Discover how our data analytics services can elevate your business strategy to new heights. Contact us now to discuss the specifics of your data-driven business goals, and let’s embark on a journey of transforming your raw data into actionable insights.
FAQ
1. What does data analytics in business do?
Businesses utilize data analytics to uncover crucial growth prospects, identify emerging market trends, analyze and predict customer behavior, guide product development, optimize marketing efforts, improve operational efficiency, manage risk, and inform strategic and tactical decisions across various departments.
2. What are the 4 types of business analytics?
Descriptive, diagnostic, predictive, and prescriptive analytics are the 4 types of business analytics that assist businesses in maximizing the value of their data.
3. Why is business analytics important?
Business analytics serves as an essential tool for companies aiming to excel in today’s data-driven, dynamic business landscape. By predicting future trends and outcomes, it empowers proactive decision-making and effective risk management.

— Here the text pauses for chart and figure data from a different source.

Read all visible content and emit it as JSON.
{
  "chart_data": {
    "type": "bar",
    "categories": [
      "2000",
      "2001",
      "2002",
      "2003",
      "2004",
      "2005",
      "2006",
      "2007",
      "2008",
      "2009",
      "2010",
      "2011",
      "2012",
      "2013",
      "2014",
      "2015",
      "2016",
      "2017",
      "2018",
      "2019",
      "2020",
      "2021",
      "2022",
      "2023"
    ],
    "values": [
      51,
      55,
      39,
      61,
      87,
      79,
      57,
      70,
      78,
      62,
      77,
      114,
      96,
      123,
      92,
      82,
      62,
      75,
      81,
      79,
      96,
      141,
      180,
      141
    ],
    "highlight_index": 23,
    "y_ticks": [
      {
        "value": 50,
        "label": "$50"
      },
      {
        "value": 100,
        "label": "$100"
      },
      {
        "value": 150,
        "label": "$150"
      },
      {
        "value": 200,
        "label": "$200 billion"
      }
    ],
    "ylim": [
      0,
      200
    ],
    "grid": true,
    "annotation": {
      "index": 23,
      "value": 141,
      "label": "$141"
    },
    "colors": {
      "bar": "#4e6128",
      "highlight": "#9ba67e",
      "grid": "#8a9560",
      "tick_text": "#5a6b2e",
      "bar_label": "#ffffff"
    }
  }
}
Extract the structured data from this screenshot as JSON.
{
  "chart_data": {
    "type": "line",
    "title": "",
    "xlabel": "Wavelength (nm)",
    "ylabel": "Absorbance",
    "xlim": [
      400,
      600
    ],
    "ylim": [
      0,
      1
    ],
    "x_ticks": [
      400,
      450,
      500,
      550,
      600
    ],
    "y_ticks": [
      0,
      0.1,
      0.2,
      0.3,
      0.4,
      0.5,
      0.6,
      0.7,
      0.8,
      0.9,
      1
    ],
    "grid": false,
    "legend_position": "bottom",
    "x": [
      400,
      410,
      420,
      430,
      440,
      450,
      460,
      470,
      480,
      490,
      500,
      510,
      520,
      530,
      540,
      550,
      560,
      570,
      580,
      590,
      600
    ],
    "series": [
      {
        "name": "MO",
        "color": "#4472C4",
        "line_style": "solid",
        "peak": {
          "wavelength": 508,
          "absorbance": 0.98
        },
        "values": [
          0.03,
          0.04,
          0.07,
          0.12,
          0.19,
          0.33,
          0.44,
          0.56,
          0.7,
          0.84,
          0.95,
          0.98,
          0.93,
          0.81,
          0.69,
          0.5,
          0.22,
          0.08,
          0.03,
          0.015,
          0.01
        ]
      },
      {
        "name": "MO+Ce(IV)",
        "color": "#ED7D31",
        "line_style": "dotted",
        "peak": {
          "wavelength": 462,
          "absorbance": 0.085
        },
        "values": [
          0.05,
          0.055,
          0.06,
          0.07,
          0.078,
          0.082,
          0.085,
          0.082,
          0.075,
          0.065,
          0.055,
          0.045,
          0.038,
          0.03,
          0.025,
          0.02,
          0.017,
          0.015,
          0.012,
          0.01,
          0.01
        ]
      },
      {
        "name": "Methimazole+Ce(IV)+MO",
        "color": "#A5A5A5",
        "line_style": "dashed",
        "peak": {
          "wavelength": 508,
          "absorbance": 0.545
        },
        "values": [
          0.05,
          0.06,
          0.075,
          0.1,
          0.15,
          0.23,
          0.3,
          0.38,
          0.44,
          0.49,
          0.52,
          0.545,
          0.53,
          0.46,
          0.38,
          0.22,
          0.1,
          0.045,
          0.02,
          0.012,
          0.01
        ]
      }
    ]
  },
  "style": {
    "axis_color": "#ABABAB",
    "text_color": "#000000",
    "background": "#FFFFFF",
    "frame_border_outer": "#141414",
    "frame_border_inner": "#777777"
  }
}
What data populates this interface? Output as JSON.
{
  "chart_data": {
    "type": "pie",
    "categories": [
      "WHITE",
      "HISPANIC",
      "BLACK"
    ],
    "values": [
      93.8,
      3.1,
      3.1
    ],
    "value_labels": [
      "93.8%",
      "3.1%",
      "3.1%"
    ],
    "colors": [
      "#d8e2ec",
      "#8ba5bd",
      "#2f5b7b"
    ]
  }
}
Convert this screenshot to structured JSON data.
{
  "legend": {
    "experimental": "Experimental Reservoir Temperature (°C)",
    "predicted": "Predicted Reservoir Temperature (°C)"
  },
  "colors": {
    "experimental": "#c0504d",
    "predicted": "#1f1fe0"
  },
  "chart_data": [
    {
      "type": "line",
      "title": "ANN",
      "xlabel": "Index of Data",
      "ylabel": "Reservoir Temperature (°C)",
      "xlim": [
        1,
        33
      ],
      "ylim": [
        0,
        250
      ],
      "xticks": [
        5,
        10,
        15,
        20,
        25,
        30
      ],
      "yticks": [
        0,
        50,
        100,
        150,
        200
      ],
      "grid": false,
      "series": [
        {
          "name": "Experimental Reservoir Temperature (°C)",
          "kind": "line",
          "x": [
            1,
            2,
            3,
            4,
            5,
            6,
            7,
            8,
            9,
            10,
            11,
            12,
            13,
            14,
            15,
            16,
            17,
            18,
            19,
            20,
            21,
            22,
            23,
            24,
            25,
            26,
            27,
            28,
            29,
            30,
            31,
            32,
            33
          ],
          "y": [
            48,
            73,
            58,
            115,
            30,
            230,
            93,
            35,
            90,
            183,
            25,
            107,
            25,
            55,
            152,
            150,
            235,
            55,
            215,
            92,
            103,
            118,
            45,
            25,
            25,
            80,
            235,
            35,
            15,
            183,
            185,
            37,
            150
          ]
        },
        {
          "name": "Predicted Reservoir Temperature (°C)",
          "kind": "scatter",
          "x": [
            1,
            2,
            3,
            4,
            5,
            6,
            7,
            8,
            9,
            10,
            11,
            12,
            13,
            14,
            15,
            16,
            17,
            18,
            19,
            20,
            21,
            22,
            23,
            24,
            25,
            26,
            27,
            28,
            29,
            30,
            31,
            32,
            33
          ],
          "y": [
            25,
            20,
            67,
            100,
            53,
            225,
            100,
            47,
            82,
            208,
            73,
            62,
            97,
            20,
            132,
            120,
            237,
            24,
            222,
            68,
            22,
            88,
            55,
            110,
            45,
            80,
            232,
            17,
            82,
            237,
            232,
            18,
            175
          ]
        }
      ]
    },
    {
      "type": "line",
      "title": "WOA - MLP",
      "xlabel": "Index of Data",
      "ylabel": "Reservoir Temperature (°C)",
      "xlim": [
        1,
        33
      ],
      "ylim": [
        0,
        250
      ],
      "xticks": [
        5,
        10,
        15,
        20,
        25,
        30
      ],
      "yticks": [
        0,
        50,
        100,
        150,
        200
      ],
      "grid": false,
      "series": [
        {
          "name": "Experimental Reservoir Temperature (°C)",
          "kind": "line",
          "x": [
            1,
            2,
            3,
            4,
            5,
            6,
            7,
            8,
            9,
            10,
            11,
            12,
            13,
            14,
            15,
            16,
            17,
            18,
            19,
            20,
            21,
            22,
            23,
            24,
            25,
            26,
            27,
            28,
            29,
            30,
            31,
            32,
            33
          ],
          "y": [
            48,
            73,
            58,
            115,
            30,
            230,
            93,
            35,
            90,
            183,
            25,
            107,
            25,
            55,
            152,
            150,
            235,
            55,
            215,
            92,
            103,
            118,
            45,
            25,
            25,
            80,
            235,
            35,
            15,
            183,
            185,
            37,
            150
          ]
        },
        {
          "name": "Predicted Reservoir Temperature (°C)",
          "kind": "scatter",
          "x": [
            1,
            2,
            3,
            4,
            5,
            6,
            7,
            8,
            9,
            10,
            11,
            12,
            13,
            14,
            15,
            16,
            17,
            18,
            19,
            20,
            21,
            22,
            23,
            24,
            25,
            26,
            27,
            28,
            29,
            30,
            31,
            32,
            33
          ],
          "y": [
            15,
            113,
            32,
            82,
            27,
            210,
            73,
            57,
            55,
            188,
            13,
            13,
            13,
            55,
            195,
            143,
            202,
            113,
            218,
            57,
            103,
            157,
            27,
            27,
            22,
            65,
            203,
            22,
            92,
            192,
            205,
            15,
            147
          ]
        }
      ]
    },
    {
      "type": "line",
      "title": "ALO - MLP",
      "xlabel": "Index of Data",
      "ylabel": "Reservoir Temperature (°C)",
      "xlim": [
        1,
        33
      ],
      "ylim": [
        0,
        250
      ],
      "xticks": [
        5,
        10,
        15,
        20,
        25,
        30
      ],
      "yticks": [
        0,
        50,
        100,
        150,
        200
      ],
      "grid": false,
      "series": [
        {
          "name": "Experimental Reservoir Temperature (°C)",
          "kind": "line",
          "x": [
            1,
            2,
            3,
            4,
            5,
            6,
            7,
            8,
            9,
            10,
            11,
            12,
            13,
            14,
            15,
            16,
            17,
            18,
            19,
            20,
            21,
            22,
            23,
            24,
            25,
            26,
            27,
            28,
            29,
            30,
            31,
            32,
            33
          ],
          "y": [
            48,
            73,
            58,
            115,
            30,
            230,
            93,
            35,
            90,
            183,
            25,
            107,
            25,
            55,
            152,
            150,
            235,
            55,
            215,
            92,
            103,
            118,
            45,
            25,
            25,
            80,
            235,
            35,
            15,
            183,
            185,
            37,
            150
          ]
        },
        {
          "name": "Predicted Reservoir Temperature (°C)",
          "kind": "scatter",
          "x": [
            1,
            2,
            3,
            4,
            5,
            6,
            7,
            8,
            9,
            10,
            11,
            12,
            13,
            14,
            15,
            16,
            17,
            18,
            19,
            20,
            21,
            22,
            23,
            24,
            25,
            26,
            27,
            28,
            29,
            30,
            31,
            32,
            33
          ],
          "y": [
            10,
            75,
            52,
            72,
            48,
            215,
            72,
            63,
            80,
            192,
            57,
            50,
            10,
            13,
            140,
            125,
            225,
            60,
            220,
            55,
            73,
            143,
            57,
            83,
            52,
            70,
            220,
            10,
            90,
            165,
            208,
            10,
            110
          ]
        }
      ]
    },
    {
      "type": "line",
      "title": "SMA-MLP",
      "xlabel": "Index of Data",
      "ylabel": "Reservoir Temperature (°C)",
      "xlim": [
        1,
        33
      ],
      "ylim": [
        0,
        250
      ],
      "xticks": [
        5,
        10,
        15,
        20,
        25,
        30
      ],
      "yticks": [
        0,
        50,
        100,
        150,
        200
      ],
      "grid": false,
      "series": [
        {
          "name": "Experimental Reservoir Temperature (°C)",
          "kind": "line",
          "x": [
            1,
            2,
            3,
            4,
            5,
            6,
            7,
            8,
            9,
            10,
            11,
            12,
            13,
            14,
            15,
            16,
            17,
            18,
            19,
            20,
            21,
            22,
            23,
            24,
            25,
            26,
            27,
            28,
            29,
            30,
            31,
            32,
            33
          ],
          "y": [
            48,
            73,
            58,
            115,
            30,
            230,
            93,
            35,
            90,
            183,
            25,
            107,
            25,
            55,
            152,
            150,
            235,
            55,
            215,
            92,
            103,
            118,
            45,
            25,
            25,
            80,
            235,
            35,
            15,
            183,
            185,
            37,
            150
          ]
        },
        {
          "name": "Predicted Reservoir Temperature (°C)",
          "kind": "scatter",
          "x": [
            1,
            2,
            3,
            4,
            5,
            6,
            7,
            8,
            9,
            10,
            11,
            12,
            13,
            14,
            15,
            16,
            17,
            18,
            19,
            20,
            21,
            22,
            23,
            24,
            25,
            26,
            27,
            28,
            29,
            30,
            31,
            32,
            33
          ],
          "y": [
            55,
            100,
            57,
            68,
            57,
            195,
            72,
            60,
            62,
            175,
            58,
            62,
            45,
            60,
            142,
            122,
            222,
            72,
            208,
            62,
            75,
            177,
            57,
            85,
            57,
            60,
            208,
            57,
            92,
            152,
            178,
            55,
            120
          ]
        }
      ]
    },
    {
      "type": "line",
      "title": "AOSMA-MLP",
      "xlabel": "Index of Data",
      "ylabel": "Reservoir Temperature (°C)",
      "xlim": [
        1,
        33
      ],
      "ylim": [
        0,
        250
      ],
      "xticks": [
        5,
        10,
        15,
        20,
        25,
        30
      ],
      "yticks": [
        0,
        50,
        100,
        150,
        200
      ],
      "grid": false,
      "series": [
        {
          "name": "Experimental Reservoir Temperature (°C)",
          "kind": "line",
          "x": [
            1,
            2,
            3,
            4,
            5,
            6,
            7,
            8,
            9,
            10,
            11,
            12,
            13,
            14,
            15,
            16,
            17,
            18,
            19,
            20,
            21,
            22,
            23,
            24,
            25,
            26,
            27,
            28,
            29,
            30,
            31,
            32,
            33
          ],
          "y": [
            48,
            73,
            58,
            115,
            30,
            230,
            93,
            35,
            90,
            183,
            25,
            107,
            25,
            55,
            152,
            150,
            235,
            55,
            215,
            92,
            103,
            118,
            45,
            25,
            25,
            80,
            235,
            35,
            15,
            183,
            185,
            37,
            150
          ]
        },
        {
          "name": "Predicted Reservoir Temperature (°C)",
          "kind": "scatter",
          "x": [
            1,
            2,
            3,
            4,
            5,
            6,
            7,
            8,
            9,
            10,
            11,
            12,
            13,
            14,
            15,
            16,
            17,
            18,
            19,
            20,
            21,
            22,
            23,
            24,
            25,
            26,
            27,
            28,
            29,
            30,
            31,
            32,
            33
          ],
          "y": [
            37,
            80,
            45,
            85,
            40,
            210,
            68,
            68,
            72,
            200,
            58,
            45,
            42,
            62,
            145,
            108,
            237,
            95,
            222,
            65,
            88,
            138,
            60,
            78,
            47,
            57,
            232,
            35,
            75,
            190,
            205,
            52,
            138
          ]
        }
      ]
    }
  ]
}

4. What are the 5 steps in data analytics?
The data analysis process involves five key steps:
- Business problem identification: Start by identifying the relevant business questions or objectives that need data-driven answers.
- Data collection and storage: Gather and store the necessary data from various sources, ensuring its quality and reliability.
- Data cleaning and preparation: Cleanse and prepare the data to remove inconsistencies, missing values, and errors.
- Data analysis: Perform in-depth analysis using statistical methods, machine learning, or other techniques to extract insights.
- Data visualization and communication: Present the findings visually through charts, graphs, or reports to empower decision-making and communication.